In Anticipation of Perfect Deepfake: Identity-anchored Artifact-agnostic Detection under Rebalanced Deepfake Detection Protocol

As deep generative models advance, we anticipate deepfakes achieving "perfection"-generating no discernible artifacts or noise. However, current deepfake detectors, intentionally or inadvertently, rely on such artifacts for detection, as they are exclusive to deepfakes and absent in genuine examples. To bridge this gap, we introduce the Rebalanced Deepfake Detection Protocol (RDDP) to stress-test detectors under balanced scenarios where genuine and forged examples bear similar artifacts. We offer two RDDP variants: RDDP-WHITEHAT uses white-hat deepfake algorithms to create 'self-deepfakes,' genuine portrait videos with the resemblance of the underlying identity, yet carry similar artifacts to deepfake videos; RDDP-SURROGATE employs surrogate functions (e.g., Gaussian noise) to process both genuine and forged examples, introducing equivalent noise, thereby sidestepping the need of deepfake algorithms. Towards detecting perfect deepfake videos that aligns with genuine ones, we present ID-Miner, a detector that identifies the puppeteer behind the disguise by focusing on motion over artifacts or appearances. As an identity-based detector, it authenticates videos by comparing them with reference footage. Equipped with the artifact-agnostic loss at frame-level and the identity-anchored loss at video-level, ID-Miner effectively singles out identity signals amidst distracting variations. Extensive experiments comparing ID-Miner with 12 baseline detectors under both conventional and RDDP evaluations with two deepfake datasets, along with additional qualitative studies, affirm the superiority of our method and the necessity for detectors designed to counter perfect deepfakes.
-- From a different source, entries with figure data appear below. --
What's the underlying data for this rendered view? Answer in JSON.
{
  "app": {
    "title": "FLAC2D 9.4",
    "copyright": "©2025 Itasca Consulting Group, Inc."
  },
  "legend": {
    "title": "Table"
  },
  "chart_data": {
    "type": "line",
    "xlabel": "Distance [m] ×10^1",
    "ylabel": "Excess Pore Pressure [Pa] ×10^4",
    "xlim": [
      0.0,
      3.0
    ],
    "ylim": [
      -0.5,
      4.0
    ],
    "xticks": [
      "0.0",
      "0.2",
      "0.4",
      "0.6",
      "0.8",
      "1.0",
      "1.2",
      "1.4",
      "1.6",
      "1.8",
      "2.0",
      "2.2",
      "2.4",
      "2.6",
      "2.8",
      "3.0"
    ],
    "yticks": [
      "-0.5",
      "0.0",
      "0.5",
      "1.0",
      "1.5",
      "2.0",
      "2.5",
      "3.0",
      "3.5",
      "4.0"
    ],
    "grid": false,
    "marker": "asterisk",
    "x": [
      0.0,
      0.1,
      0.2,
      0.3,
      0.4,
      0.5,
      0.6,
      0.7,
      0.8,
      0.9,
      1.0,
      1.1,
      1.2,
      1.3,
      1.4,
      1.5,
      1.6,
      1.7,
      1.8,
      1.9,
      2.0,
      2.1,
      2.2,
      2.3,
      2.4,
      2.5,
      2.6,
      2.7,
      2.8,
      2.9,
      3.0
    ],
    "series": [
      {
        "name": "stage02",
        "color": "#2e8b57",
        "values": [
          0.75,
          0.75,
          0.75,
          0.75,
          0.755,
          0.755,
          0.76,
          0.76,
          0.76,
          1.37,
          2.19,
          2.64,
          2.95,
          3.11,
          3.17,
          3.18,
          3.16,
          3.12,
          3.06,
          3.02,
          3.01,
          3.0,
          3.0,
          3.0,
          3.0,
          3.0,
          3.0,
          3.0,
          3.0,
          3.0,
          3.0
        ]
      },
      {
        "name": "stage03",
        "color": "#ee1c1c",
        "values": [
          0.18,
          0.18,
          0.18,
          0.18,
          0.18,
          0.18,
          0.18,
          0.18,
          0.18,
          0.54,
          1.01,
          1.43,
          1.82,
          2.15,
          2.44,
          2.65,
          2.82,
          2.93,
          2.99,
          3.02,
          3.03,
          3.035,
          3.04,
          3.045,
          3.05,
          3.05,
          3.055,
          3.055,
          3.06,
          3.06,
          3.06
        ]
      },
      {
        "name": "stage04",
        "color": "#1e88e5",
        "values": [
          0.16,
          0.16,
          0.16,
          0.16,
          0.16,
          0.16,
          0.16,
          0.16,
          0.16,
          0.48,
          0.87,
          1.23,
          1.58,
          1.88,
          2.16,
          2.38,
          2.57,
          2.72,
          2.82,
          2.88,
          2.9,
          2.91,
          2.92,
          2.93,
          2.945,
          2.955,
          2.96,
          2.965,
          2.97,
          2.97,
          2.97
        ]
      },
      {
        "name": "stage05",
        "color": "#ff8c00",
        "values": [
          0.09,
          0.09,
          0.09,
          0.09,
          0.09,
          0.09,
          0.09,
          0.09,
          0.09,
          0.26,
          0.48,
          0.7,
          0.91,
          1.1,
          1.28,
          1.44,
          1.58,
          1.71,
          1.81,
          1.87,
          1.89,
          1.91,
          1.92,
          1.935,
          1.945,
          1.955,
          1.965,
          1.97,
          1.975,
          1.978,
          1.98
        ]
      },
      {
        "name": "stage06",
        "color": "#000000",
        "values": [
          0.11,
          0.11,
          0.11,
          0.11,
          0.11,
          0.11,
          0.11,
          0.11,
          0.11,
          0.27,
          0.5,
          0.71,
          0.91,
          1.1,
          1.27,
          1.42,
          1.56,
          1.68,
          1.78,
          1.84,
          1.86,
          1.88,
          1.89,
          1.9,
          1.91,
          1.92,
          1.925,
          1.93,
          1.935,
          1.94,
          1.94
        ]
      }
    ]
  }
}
翻译：随着深度生成模型的进步，我们预见到深度伪造技术将实现“完美”——生成无任何可辨伪影或噪声的影像。然而，当前深度伪造检测器不论有意或无意，均依赖此类伪影进行检测，因为这些伪影仅存在于伪造样本中，真实样本则完全缺失。为填补这一空白，我们提出重均衡深度伪造检测协议（RDDP），该协议在真实样本与伪造样本具有相似伪影的均衡场景下，对检测器进行压力测试。我们提供两种RDDP变体：RDDP-WHITEHAT采用白帽深度伪造算法生成“自深度伪造”——即保留底层身份特征的真实人像视频，同时携带与深度伪造视频相似的伪影；RDDP-SURROGATE则运用代理函数（如高斯噪声）对真实与伪造样本进行同等处理，引入等价噪声，从而规避对深度伪造算法的依赖。为检测与真实视频高度一致的完美深度伪造，我们提出ID-Miner检测器——该检测器通过聚焦运动轨迹而非伪影或外观特征，识别伪装背后的操控者。作为基于身份的检测器，其通过将待验证视频与参考影像进行比对完成认证。通过在帧级引入伪影不可知损失函数与视频级引入身份锚定损失函数，ID-Miner能有效从干扰性变异中分离出身份信号。在两个深度伪造数据集上，综合运用传统评估与RDDP评估，将ID-Miner与12种基线检测器进行对比实验，并辅以额外的定性研究，充分验证了我们方法的优越性，以及针对完美深度伪造设计专用检测器的必要性。